Tras el azote del huracán Melissa por el oriente de Cuba, el país se mueve en dos planos que parecen no tocarse. En uno, la ONU anuncia un plan de 74,2 millones de dólares y aterriza en Santiago de Cuba con 4,375 lonas para hogares sin techo. En otro, madres como Yurisleidis Remedios se graban desde barrios de Santiago para denunciar que “nos estamos muriendo de hambre”, que las morgues “están colapsadas” y que, pese a las donaciones anunciadas, en sus neveras no hay nada y en sus cocinas solo queda leña.

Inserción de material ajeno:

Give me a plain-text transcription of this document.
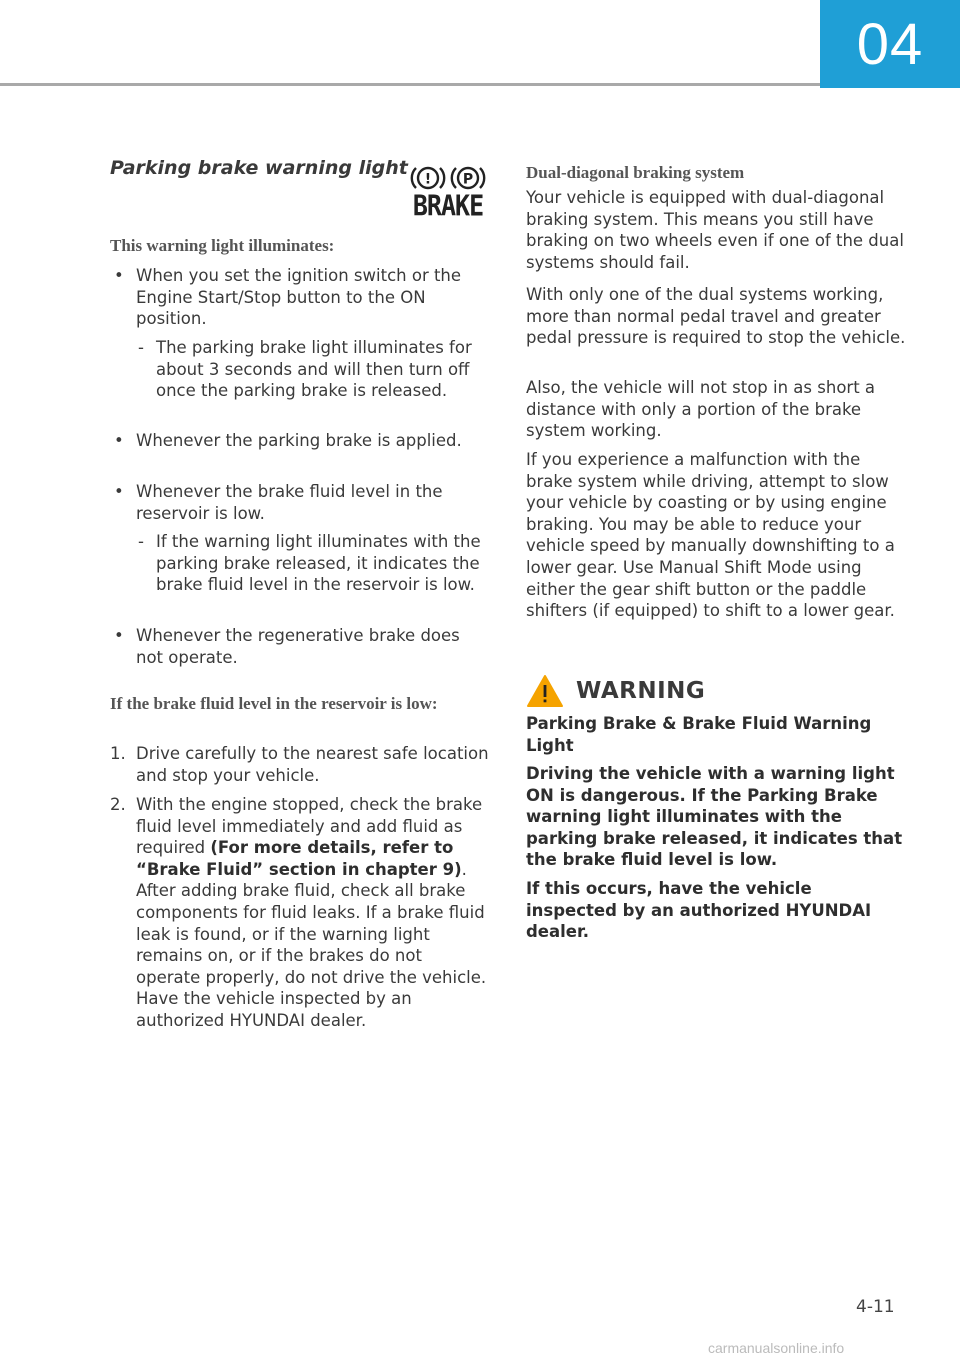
04
Parking brake warning light
! P
BRAKE
This warning light illuminates:
• When you set the ignition switch or the Engine Start/Stop button to the ON position.
- The parking brake light illuminates for about 3 seconds and will then turn off once the parking brake is released.
• Whenever the parking brake is applied.
• Whenever the brake fluid level in the reservoir is low.
- If the warning light illuminates with the parking brake released, it indicates the brake fluid level in the reservoir is low.
• Whenever the regenerative brake does not operate.
If the brake fluid level in the reservoir is low:
1. Drive carefully to the nearest safe location and stop your vehicle.
2. With the engine stopped, check the brake fluid level immediately and add fluid as required (For more details, refer to “Brake Fluid” section in chapter 9). After adding brake fluid, check all brake components for fluid leaks. If a brake fluid leak is found, or if the warning light remains on, or if the brakes do not operate properly, do not drive the vehicle. Have the vehicle inspected by an authorized HYUNDAI dealer.
Dual-diagonal braking system
Your vehicle is equipped with dual-diagonal braking system. This means you still have braking on two wheels even if one of the dual systems should fail.
With only one of the dual systems working, more than normal pedal travel and greater pedal pressure is required to stop the vehicle.
Also, the vehicle will not stop in as short a distance with only a portion of the brake system working.
If you experience a malfunction with the brake system while driving, attempt to slow your vehicle by coasting or by using engine braking. You may be able to reduce your vehicle speed by manually downshifting to a lower gear. Use Manual Shift Mode using either the gear shift button or the paddle shifters (if equipped) to shift to a lower gear.
WARNING
Parking Brake & Brake Fluid Warning Light
Driving the vehicle with a warning light ON is dangerous. If the Parking Brake warning light illuminates with the parking brake released, it indicates that the brake fluid level is low.
If this occurs, have the vehicle inspected by an authorized HYUNDAI dealer.
4-11
carmanualsonline.info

El contraste empezó a hacerse más visible a medida que el apagón se volvió permanente. El Food Monitor Program (FMP) lo definió como una “tragedia silenciosa”: sin electricidad durante días, la comida guardada se echó a perder, multiplicando el riesgo de intoxicaciones y empujando a familias vulnerables a una inseguridad alimentaria aún más dura.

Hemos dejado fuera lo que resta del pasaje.